Asked in court if Lida had a say in the proposal, Sarwar replied: "It's a custom in Afghanistan that women have got no right to say anything." He shrugged his shoulders when asked if he could remember when the wedding took place. But then he could not remember his own birthday, either. He thought he was born around February 1957, but such dates were not important, Sarwar explained.
For all Sarwar's flatness in the witness box, Lida was full of emotion. At 32, she was 13 years the junior of her husband - give or take a year. Dressed in black, with short black hair, stud earrings and a gold chain, she broke down in tears several times during her evidence. While she had the assistance of a translator, too, Lida would break into rapid, heavily accented English, spitting out machinegun bursts of sentences about what she had been through and how she had only wanted a better life for herself and her family.
Lida said that when she married, her mother entrusted her brother Javed into Sarwar's care too, saying: "You are a man. You look after my little man."
A few months after the wedding, Lida, Sarwar and Javed went to Pakistan for several weeks before flying to Malaysia. Lida said their lives dangled in the balance while they were there - an agent had promised to get them passage to a friendly country, but they did not know where they would end up or when they were leaving. Lida also suffered in the humid Malaysian climate because she was pregnant.
In late 1993, the trio drove to Thailand. The twins were born at the Bangkok Adventist Hospital on December 9, 1993, Tina first, then Nina, a little smaller and sicker than her sister.
Records showed their mother called herself Layla Ahmadiy Nujjapee, a 22-year-old Iranian. The false details were not the only deception surrounding the twins' birth. Until the court cases, the girls were told they were born in Afghanistan, in line with the story told to New Zealand immigration authorities.
After the birth, the family returned to Malaysia before Sarwar decided to send his wife, children and brother-in-law to seek refuge. They drove to a Thai resort airport. Lida and Javed checked in for their Bangkok-Sydney-Auckland flight using French passports which they handed back to an agent before departure.

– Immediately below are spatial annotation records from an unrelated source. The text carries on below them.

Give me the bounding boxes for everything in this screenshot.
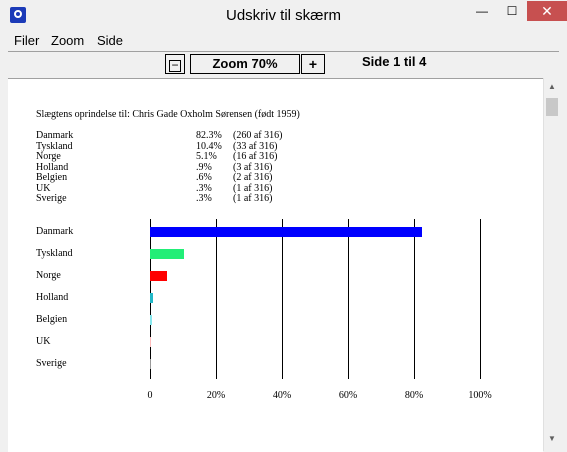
zoom-level-display: Zoom 70%: [190, 54, 300, 74]
stat-country: Norge: [36, 151, 61, 162]
category-label: UK: [36, 336, 51, 347]
menu-side[interactable]: Side: [97, 33, 123, 48]
menu-bar: Filer Zoom Side: [0, 31, 567, 51]
x-tick-label: 20%: [206, 390, 226, 401]
scroll-down-icon[interactable]: ▼: [544, 434, 560, 443]
gridline: [348, 219, 349, 379]
close-button[interactable]: ✕: [527, 1, 567, 21]
stat-country: Sverige: [36, 193, 67, 204]
stat-percent: .6%: [196, 172, 212, 183]
bar: [150, 227, 422, 237]
stat-percent: 82.3%: [196, 130, 222, 141]
origin-bar-chart: 0 20% 40% 60% 80% 100% Danmark Tyskland Norge Hol…: [8, 219, 543, 419]
bar: [150, 271, 167, 281]
scroll-thumb[interactable]: [546, 98, 558, 116]
gridline: [216, 219, 217, 379]
category-label: Belgien: [36, 314, 68, 325]
x-tick-label: 60%: [338, 390, 358, 401]
scroll-up-icon[interactable]: ▲: [544, 82, 560, 91]
category-label: Norge: [36, 270, 61, 281]
zoom-out-icon: −: [169, 59, 181, 72]
stat-percent: 5.1%: [196, 151, 217, 162]
zoom-out-button[interactable]: −: [165, 54, 185, 74]
bar: [150, 337, 151, 347]
document-heading: Slægtens oprindelse til: Chris Gade Oxho…: [36, 109, 300, 120]
category-label: Holland: [36, 292, 69, 303]
page-indicator: Side 1 til 4: [362, 54, 427, 69]
gridline: [480, 219, 481, 379]
maximize-button[interactable]: ☐: [498, 1, 526, 21]
bar: [150, 315, 152, 325]
title-bar: Udskriv til skærm — ☐ ✕: [0, 0, 567, 31]
x-tick-label: 40%: [272, 390, 292, 401]
gridline: [414, 219, 415, 379]
stat-count: (16 af 316): [233, 151, 278, 162]
menu-zoom[interactable]: Zoom: [51, 33, 84, 48]
category-label: Tyskland: [36, 248, 73, 259]
toolbar: − Zoom 70% + Side 1 til 4: [8, 51, 559, 79]
stat-count: (260 af 316): [233, 130, 283, 141]
minimize-button[interactable]: —: [468, 1, 496, 21]
category-label: Sverige: [36, 358, 67, 369]
zoom-in-button[interactable]: +: [301, 54, 325, 74]
menu-filer[interactable]: Filer: [14, 33, 39, 48]
x-tick-label: 0: [147, 390, 153, 401]
stat-percent: .3%: [196, 193, 212, 204]
bar: [150, 293, 153, 303]
stat-count: (2 af 316): [233, 172, 273, 183]
stat-country: Danmark: [36, 130, 74, 141]
gridline: [282, 219, 283, 379]
bar: [150, 359, 151, 369]
stat-count: (1 af 316): [233, 193, 273, 204]
category-label: Danmark: [36, 226, 74, 237]
bar: [150, 249, 185, 259]
x-tick-label: 80%: [404, 390, 424, 401]
document-view: Slægtens oprindelse til: Chris Gade Oxho…: [8, 78, 543, 452]
stat-country: Belgien: [36, 172, 68, 183]
vertical-scrollbar[interactable]: ▲ ▼: [543, 78, 560, 451]
x-tick-label: 100%: [468, 390, 492, 401]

Once her refugee status was granted in December 1994, Lida tried to have officials give Sarwar the right to join his family in Auckland. In June 1995 he applied for a visitor's visa but was turned down. Lida appealed to the Minister of Immigration for help and tried to get the Holmes television show to feature her plight.
The pleas failed, so Lida flew to Indonesia to bring her husband back. She took Javed's passport. In it, they inserted Sarwar's photograph and boarded a Garuda Airlines flight to Auckland. Nine days after passing through border control with his brother-in-law's passport, Sarwar applied for asylum.
In court last week, Javed's lawyer, Murray Gibson, pleaded for the jury to consider where his client had come from - a country where he was likely to be called upon for military service, a home where family members had been killed during the fighting of 20 years of war and oppression.
"These people ... were classic refugees," said Gibson. "[Javed] could not go back. He would have been given over to the mujahideen who would take very unfavourable consideration of people who had tried to flee the country."
Gibson also suggested it was Sarwar who was "the moving force in all this mischief".
"Javed Ahmadi is a person who has made great personal progress but in 1994 he was a naive inexperienced young man," said Gibson.
His pleadings held some sway with the jury. Their guilty verdict came with a rider - a strong recommendation for leniency when Javed is sentenced on June 6.
For Lida, the verdict brought her to tears again. "This is all my fault," she said. "When I look at his face in those photographs, he was just a boy."